Spectroscopic signatures of heavy elements, including gold, were observed in August 2017 by electromagnetic observatories in the neutron star fusion event GW170817. After gravitational wave detectors confirmed the event as a neutron star fusion. Current astrophysical models suggest that a single neutron star fusion event generates 3 to 13 masses of gold larger than all of the Earth’s gold.

Neutron

Neutron star collisions create gold as they fuse protons and neutrons into atomic nuclei and then eject the resulting heavy nuclei into space. Similar processes, which in addition would provide the right amount of gold, could occur in supernova explosions.

‘But stars massive enough to produce gold in such an eruption turn black holes,’ Chiaki Kobayashi (3), an astrophysicist at the University of Hertfordshire in the UK and lead author of the latest research on the subject, explained to Live Science. So, in an ordinary supernova, gold, even if it forms, gets sucked into a black hole.

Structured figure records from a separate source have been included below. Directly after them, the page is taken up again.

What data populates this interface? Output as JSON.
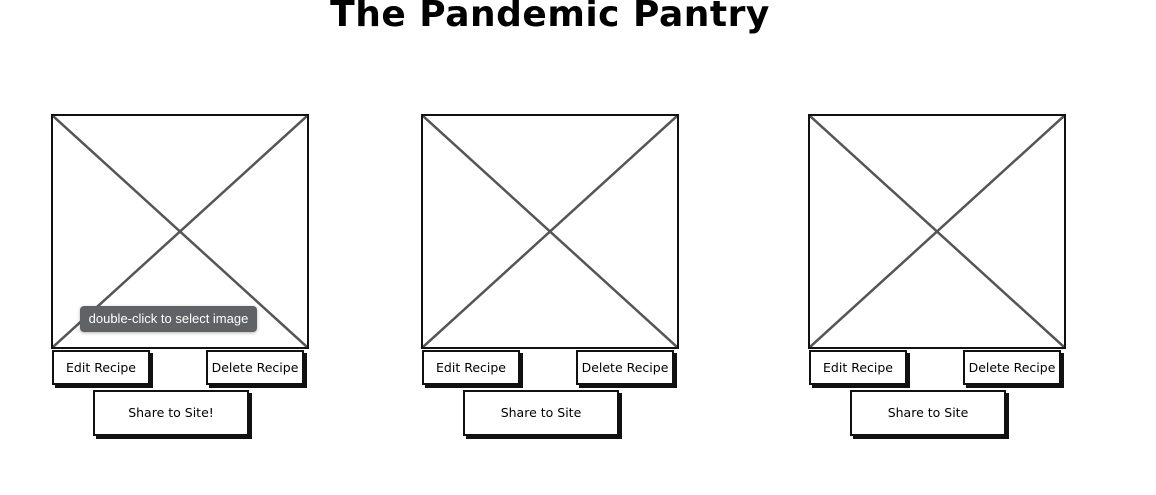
{
  "title": "The Pandemic Pantry",
  "tooltip": "double-click to select image",
  "cards": [
    {
      "edit_label": "Edit Recipe",
      "delete_label": "Delete Recipe",
      "share_label": "Share to Site!"
    },
    {
      "edit_label": "Edit Recipe",
      "delete_label": "Delete Recipe",
      "share_label": "Share to Site"
    },
    {
      "edit_label": "Edit Recipe",
      "delete_label": "Delete Recipe",
      "share_label": "Share to Site"
    }
  ],
  "colors": {
    "border": "#111111",
    "placeholder_lines": "#555555",
    "tooltip_bg": "#5f6366",
    "tooltip_text": "#ffffff"
  },
  "icons": {
    "image_placeholder": "image-placeholder-icon"
  }
}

  1. Chiaki Kobayashi from the University of Hertfordshire

What about those weird nematode supernovae? This type of stellar explosion, a so-called magnetorotatory supernova, is a very rare supernova. A dying star spins so fast in it and surrounds by such a strong magnetic field that it capsizes on its own when it explodes.

When it dies, the star fires white-hot jets of matter into space. Because the star has turned inside out. Its jets are full of gold nuclei. Already the stars that makeup gold are a rare event. The stars that create gold and launch it into space are even rarer.

According to the researchers, however, even colliding neutron stars and magnetorotational supernovae do not explain why this abundance of gold on our planet came from. Unfortunately even with this second potential source of gold added, this calculation is wrong.” It is difficult to accurately estimate how often small neutron stars. Which are very dense remnants of ancient supernovae, collide with each other.

But it’s probably not very common. Scientists have only observed this once. Estimates show that they do not collide frequently enough to produce gold found in the solar system. Interestingly, the authors quite accurately explain the amounts of lighter elements in the Universe. Such as carbon 12C, as well as heavier than gold, such as uranium 238U.

Their models explain the amounts of an element such as strontium – through the collisions of neutron stars and europium – through the activity of magnetorotatory supernovae. These were elements that had previously presented scientists with difficulty in explaining the proportion of their occurrence in space. But gold, or more precisely, its quantity, is still an enigma.